HRV has been used since the 1960s in cardiology research to detect the possibility of a heart event (a heart attack, for example) in patients. These days HRV is fit for the masses because this relationship between stress response and HRV can help users take control of their future choices by knowing how responsive their body is (or isn’t) at the moment. HRVs represent the future of stress management and training—and can help you avoid overtraining.

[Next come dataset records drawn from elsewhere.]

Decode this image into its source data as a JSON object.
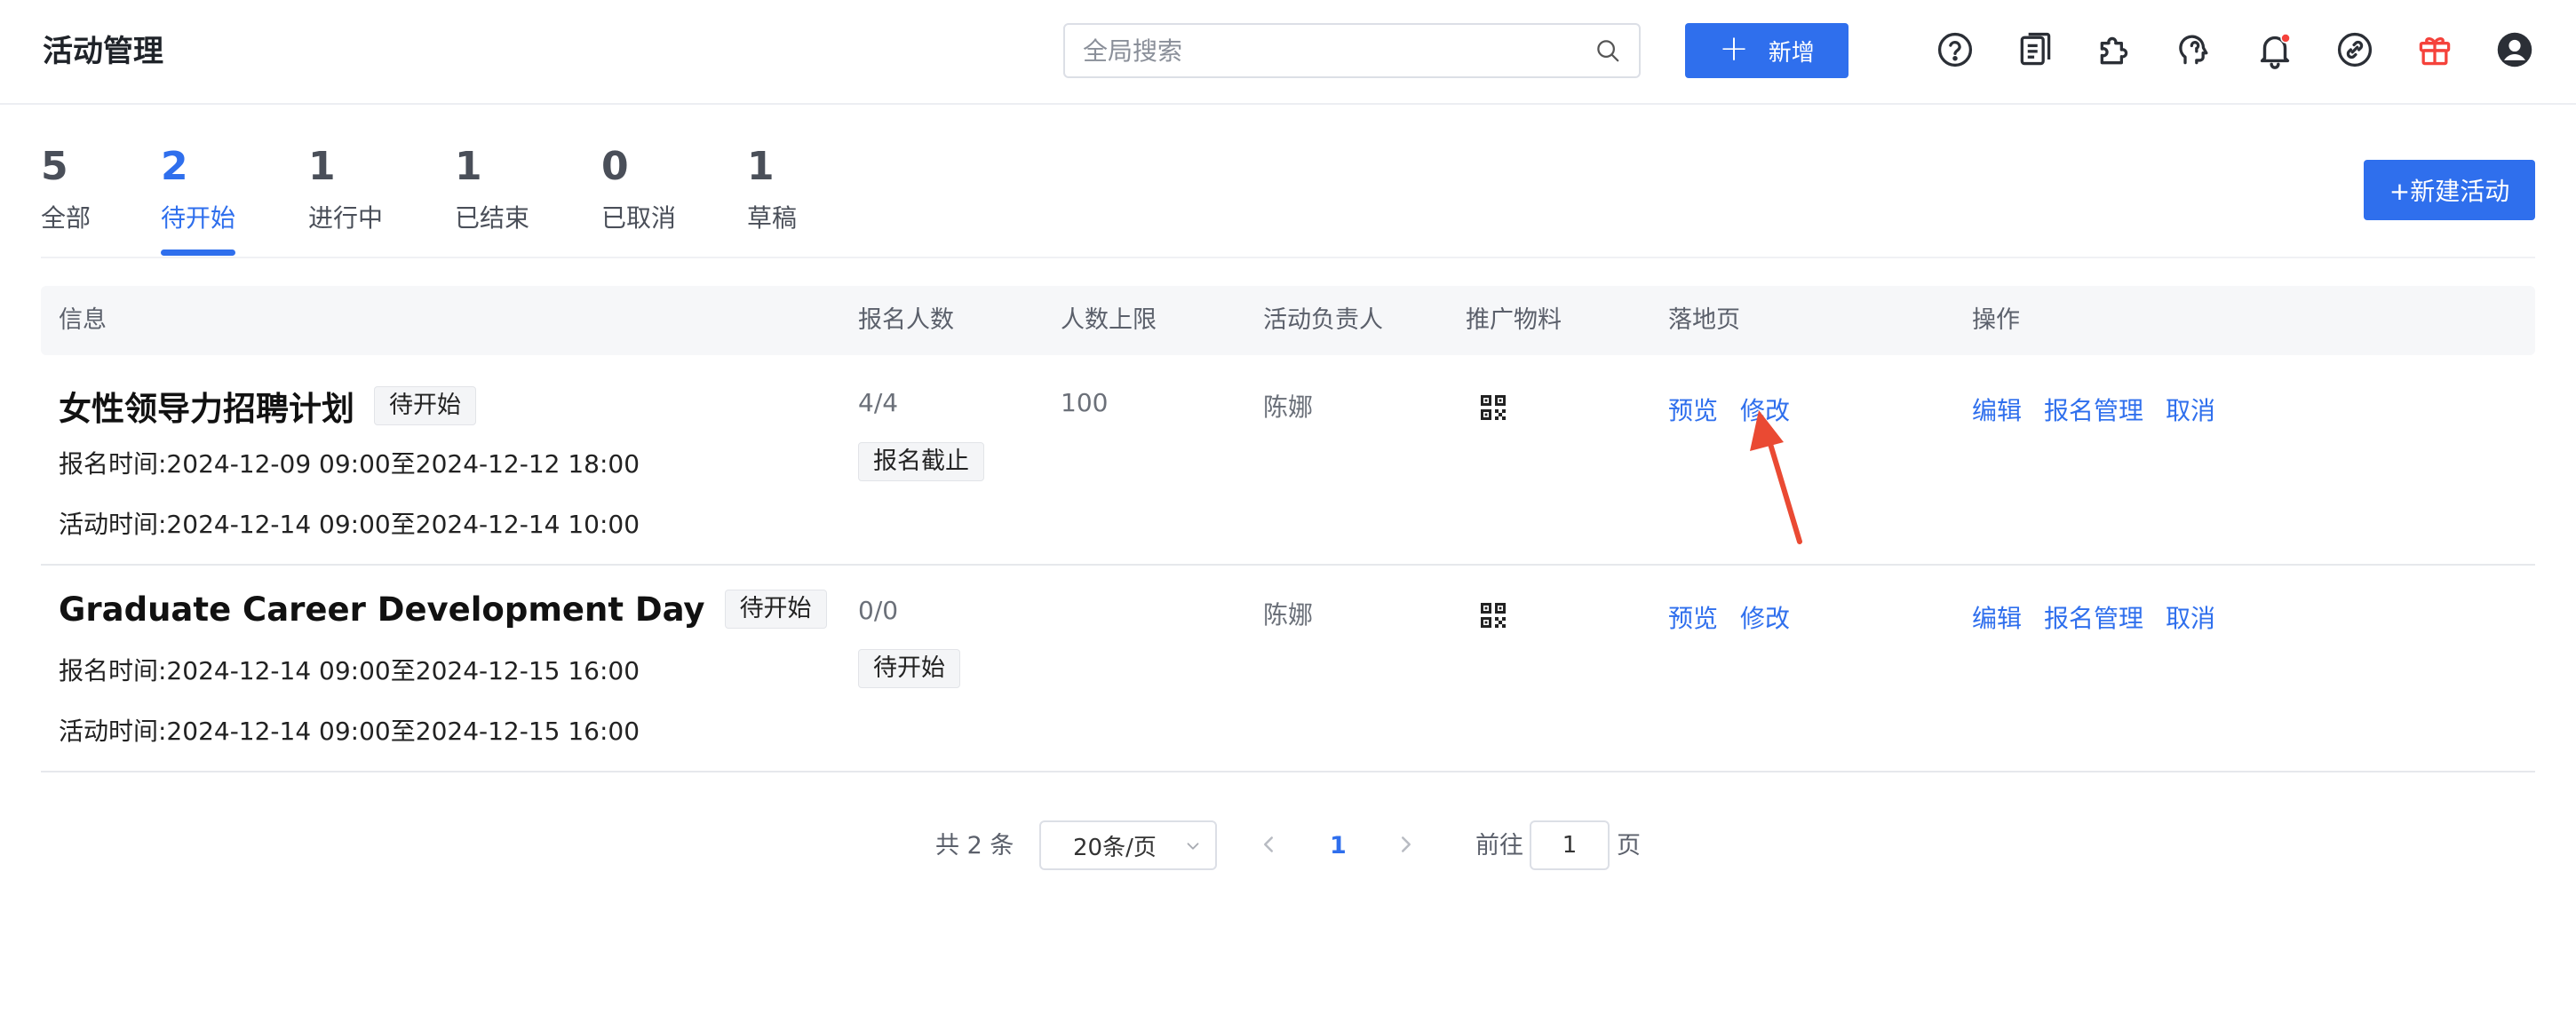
{
  "header": {
    "title": "活动管理",
    "search_placeholder": "全局搜索",
    "add_label": "新增",
    "notification_dot_color": "#f5423b",
    "gift_icon_color": "#f5423b",
    "icons": [
      "help-icon",
      "document-icon",
      "plugin-icon",
      "brain-icon",
      "bell-icon",
      "link-icon",
      "gift-icon",
      "user-avatar-icon"
    ]
  },
  "tabs": [
    {
      "count": "5",
      "label": "全部",
      "active": false
    },
    {
      "count": "2",
      "label": "待开始",
      "active": true
    },
    {
      "count": "1",
      "label": "进行中",
      "active": false
    },
    {
      "count": "1",
      "label": "已结束",
      "active": false
    },
    {
      "count": "0",
      "label": "已取消",
      "active": false
    },
    {
      "count": "1",
      "label": "草稿",
      "active": false
    }
  ],
  "new_activity_label": "+新建活动",
  "table": {
    "columns": [
      "信息",
      "报名人数",
      "人数上限",
      "活动负责人",
      "推广物料",
      "落地页",
      "操作"
    ],
    "rows": [
      {
        "title": "女性领导力招聘计划",
        "status": "待开始",
        "signup_time": "报名时间:2024-12-09 09:00至2024-12-12 18:00",
        "activity_time": "活动时间:2024-12-14 09:00至2024-12-14 10:00",
        "signups": "4/4",
        "signup_status": "报名截止",
        "limit": "100",
        "owner": "陈娜",
        "landing": [
          "预览",
          "修改"
        ],
        "actions": [
          "编辑",
          "报名管理",
          "取消"
        ]
      },
      {
        "title": "Graduate Career Development Day",
        "status": "待开始",
        "signup_time": "报名时间:2024-12-14 09:00至2024-12-15 16:00",
        "activity_time": "活动时间:2024-12-14 09:00至2024-12-15 16:00",
        "signups": "0/0",
        "signup_status": "待开始",
        "limit": "",
        "owner": "陈娜",
        "landing": [
          "预览",
          "修改"
        ],
        "actions": [
          "编辑",
          "报名管理",
          "取消"
        ]
      }
    ]
  },
  "pagination": {
    "total": "共 2 条",
    "page_size": "20条/页",
    "current_page": "1",
    "goto_label": "前往",
    "goto_value": "1",
    "page_suffix": "页"
  },
  "colors": {
    "accent": "#2f6fed",
    "annotation_arrow": "#ea4a33"
  }
}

Today HRV monitors are being rolled out in fitness trackers like the Garmin Vivoactive 3 and stand-alone devices like the Zoom HRV. Get one of these and never guess again how a stressful week is affecting you.

2 HRV Trackers We Love

1. Zoom HRV

Track your heart rate variability automatically while you sleep, train, work, repeat. Now you’ll know exactly when your stress level may get in the way of your day’s goals. The Zoom HRV app is unique in that you can log on and see your HRV tick forward in real time. It also analyzes sleep and heart-rate-based calorie burn and can show you a year’s worth of your deep data all in one place. Based on all its metrics, it’ll post a Fitness Score, showing you whether you’re in prime form to train. Knowledge is power.

($140; lifetrakusa.com)

2. Garmin Vivoactive 3

All the tech you need in one smart fitness watch: The Vivoactive 3 tracks 15 sports and has built-in HRV and VO2 max monitors, along with the industry standards of steps and heart rate. You already know what HRV can do, and the VO2 sensor assesses your maximal oxygen consumption, or the amount of O2 you use during high-intensity exercise—an excellent marker of aerobic endurance and cardiovascular health.

Plus, get phone notifications, weather, tons of digital “watch faces,” smart home controls, and tap-to-pay with Garmin Pay.